Dass Axolotl sehr robust sind, merkt man daran, dass ihnen auch schwere Verletzungen scheinbar nichts anhaben können. Tatsächlich besitzen die Tiere die Fähigkeit, zur Regeneration und fehlende oder beschädigte Organe und Gliedmaßen nachwachsen zu lassen.

Verliert ein Axolotl ein Bein, wächst dieses nach einer gewissen Zeit wieder nach. Die Lurche können sogar Teile des Gehirns und des Herzens erneuern, ohne dass erkennbare Schäden zurückbleiben.

FAQ – Häufige Fragen

Man kann Axolotl im Zoofachgeschäft, aber auch beim Züchter kaufen. Zwar werden die Tiere zum Beispiel auch in Kleinanzeigen von privaten Händlern angeboten, hiervon ist generell aber abzuraten, da man nicht wissen kann, ob die Tiere verantwortungsvoll gehalten wurden.
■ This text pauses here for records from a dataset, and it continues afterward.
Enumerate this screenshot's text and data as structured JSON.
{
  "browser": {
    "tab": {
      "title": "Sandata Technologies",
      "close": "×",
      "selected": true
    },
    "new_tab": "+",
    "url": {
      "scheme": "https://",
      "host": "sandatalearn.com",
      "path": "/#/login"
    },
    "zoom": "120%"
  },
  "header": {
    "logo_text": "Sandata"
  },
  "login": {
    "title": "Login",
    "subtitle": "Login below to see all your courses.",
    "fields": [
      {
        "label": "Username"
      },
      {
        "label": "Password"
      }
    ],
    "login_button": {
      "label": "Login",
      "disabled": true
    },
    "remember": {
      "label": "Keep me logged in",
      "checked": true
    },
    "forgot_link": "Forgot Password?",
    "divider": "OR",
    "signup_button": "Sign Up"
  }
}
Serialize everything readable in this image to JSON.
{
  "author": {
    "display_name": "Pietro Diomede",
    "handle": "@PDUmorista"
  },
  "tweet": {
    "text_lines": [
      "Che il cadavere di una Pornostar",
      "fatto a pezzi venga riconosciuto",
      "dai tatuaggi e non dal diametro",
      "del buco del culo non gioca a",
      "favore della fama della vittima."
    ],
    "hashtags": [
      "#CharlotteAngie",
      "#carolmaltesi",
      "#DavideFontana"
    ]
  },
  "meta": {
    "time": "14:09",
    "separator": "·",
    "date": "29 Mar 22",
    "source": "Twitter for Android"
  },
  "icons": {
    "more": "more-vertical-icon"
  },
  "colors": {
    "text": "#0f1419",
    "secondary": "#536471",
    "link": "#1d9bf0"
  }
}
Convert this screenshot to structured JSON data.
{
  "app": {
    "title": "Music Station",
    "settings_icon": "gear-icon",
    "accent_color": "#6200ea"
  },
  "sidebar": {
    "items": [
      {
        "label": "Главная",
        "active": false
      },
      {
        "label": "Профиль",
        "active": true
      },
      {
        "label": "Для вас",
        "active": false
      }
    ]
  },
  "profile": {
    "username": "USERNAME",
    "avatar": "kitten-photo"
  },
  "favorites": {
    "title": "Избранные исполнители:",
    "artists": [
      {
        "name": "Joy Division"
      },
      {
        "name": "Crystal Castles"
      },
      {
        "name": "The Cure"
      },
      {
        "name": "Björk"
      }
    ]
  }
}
Die Preise für Axolotl können variieren, bewegen sich aber in der Regel zwischen 25 und 35 Euro. Tipp: Wer darüber nachdenkt, sich ein Axolotl zuzulegen, sollte sich neben den Anschaffungskosten auch über die weiteren Kosten (für Haltung, Nahrung, tierärztliche Untersuchungen, etc.) informieren.

Da es sich bei Axolotl um recht pflegeleichte Tiere handelt, die nur wenig Futter und auch kaum Zuneigungsbekundungen brauchen, ist die Haltung auch etwas für Anfänger. Natürlich ist es aber wichtig, sich gründlich auf die Haltung vorzubereiten, das entsprechende Equipment (Kaltwasseraquarium etc.) anzuschaffen und sich vor dem Kauf mit den Bedürfnissen der Tiere auseinanderzusetzen.